After the damage was done and the air started to clear, GitLab wrote a post wrapping up what caused their 18 hour site outage, how they planned to move forward, and why the whole incident started.
The massive database load was first diagnosed as an influx of spam. But on further review, it was clear the incident was exacerbated because a troll reported a GitLab employee for abuse. The flagged account was then accidentally deleted because another employee reviewing abuse reports didn't realize it was for one of the team's engineers:
We would later find out that part of the load was caused by a background job trying to remove a GitLab employee and their associated data. This was the result of their account being flagged for abuse and accidentally scheduled for removal.

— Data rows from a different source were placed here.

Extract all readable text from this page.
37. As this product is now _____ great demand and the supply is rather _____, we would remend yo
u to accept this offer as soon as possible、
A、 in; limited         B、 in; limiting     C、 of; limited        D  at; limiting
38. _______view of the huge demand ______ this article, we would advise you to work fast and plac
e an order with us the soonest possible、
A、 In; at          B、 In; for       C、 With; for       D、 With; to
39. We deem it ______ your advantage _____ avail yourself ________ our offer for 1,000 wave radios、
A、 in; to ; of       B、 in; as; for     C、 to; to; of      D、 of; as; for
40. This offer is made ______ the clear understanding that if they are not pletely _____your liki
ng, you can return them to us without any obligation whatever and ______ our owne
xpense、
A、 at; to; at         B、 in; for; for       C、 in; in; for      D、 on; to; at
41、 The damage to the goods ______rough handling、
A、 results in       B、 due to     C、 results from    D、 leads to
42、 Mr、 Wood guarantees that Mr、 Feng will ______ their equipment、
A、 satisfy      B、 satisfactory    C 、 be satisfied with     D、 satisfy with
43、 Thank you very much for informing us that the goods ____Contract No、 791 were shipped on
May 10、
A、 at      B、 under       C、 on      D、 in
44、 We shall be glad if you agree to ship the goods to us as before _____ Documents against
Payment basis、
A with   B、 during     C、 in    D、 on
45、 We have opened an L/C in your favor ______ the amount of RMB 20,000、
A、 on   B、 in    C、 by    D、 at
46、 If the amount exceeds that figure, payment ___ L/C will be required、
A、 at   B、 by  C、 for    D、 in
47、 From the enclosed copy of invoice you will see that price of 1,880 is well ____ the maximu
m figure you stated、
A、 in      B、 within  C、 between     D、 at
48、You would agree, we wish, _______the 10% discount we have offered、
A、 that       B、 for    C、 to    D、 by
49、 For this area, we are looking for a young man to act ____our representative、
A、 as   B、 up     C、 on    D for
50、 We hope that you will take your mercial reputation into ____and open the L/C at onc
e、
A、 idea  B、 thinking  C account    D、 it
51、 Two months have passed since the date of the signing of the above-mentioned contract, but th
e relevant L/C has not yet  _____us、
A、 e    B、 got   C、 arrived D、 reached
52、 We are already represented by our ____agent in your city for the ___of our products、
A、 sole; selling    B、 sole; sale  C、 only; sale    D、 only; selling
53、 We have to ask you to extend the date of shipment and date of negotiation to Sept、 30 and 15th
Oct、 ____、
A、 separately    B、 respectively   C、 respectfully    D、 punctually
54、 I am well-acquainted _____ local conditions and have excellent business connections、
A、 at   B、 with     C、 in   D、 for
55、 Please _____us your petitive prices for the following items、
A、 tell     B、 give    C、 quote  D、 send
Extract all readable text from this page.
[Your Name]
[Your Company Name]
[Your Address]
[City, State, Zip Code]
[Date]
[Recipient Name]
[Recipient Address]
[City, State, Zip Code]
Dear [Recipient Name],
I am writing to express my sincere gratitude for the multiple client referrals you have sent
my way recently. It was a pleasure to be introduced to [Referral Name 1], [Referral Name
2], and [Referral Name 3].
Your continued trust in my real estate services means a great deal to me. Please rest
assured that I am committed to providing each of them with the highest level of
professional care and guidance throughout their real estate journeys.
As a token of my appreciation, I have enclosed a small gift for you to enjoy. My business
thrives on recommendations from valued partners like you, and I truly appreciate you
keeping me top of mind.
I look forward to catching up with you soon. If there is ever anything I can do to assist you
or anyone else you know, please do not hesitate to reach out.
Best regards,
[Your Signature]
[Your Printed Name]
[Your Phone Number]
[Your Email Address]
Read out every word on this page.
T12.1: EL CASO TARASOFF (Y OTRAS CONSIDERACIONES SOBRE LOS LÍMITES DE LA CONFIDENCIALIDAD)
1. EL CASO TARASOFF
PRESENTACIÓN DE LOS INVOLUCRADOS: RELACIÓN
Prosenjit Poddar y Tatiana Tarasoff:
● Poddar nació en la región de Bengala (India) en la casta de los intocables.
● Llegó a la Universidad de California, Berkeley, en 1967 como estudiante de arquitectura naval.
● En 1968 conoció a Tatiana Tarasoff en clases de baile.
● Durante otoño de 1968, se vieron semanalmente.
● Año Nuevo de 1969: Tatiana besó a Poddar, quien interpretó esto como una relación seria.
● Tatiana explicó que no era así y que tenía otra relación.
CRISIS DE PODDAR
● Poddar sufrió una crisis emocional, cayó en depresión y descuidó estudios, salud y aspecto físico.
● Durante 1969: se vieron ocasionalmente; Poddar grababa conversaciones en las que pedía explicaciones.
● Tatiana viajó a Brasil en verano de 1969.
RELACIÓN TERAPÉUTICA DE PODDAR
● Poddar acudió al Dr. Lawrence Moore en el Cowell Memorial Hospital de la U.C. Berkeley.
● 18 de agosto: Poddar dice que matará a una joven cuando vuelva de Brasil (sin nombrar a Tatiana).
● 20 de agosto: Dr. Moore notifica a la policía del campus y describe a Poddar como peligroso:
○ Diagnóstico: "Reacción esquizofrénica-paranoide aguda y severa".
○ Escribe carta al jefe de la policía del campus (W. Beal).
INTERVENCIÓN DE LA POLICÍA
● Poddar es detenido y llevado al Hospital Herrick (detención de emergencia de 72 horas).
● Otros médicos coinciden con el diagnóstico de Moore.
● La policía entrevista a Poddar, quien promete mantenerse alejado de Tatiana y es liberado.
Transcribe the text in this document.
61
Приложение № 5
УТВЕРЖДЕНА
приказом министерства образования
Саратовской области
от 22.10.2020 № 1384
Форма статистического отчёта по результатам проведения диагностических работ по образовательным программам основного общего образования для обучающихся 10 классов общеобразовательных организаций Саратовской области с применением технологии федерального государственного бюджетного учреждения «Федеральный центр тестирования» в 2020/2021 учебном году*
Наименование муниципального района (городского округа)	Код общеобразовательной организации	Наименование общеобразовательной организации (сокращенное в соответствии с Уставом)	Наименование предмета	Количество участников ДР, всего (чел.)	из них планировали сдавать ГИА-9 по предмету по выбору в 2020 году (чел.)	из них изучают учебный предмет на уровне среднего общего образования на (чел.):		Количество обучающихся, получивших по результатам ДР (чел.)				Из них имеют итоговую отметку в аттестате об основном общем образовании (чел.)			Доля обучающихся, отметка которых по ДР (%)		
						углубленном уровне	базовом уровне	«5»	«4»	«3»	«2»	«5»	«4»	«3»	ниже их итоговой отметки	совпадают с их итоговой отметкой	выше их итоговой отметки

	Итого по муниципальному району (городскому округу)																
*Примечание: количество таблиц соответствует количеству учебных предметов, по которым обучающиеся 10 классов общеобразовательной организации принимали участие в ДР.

The affected engineer wrote in a bug report that his account was deleted because "we received a spam report from a user that was created 10 minutes before the spam report was made. A human error was made and all my projects were deleted".
Due to the increased database load, the replication from the primary to the secondary stopped because the Write-Ahead Log (WAL) segments were purged by the primary before the secondary processed them. Unfortunately, WAL archiving — which would have required the segments to be archived before removal was permitted — wasn't turned on.
Because this replication had stopped, the secondary needed a rebuild. Starting replication requires an empty data directory, so an engineer manually cleared it out. Only it wasn't the secondary's data directory. He had accidentally removed the primary database's data directory.
The unfortunate loss of the primary database should have taken the site down only for a short period, but things would get much worse for the GitLab team. In working to restore the data, they discovered that their backups weren't working. Their primary method of backups, pg_dump
, wasn't backing anything up. It was failing because of a version mismatch. Nobody knew it was failing because notification emails were blocked by the receiving server for not supporting DMARC.
Other backup options weren't available for various reasons. For example, the team wasn't using Azure disk snapshots on the database. Even if they had, it may have taken even longer to get the data back online:
Each storage account has a limit of roughly 30 TB. When restoring a snapshot using a host in the same storage account, the procedure usually completes very quickly. However, when using a host in a different storage account the procedure can take hours if not days to complete.
The only option was to restore the LVM snapshot taken six hours before the incident started.
The team has come up with 14 issues to improve their fix their recovery procedures and progress is being made. In the two weeks since the incident, they have already implemented WAL-E to archive those WAL segments in real-time to AWS S3. Testing a restore from this type of backup took just under two hours to perform a point-in-time restore. In addition, they are working on a system to automatically test recovery of PostgreSQL backups.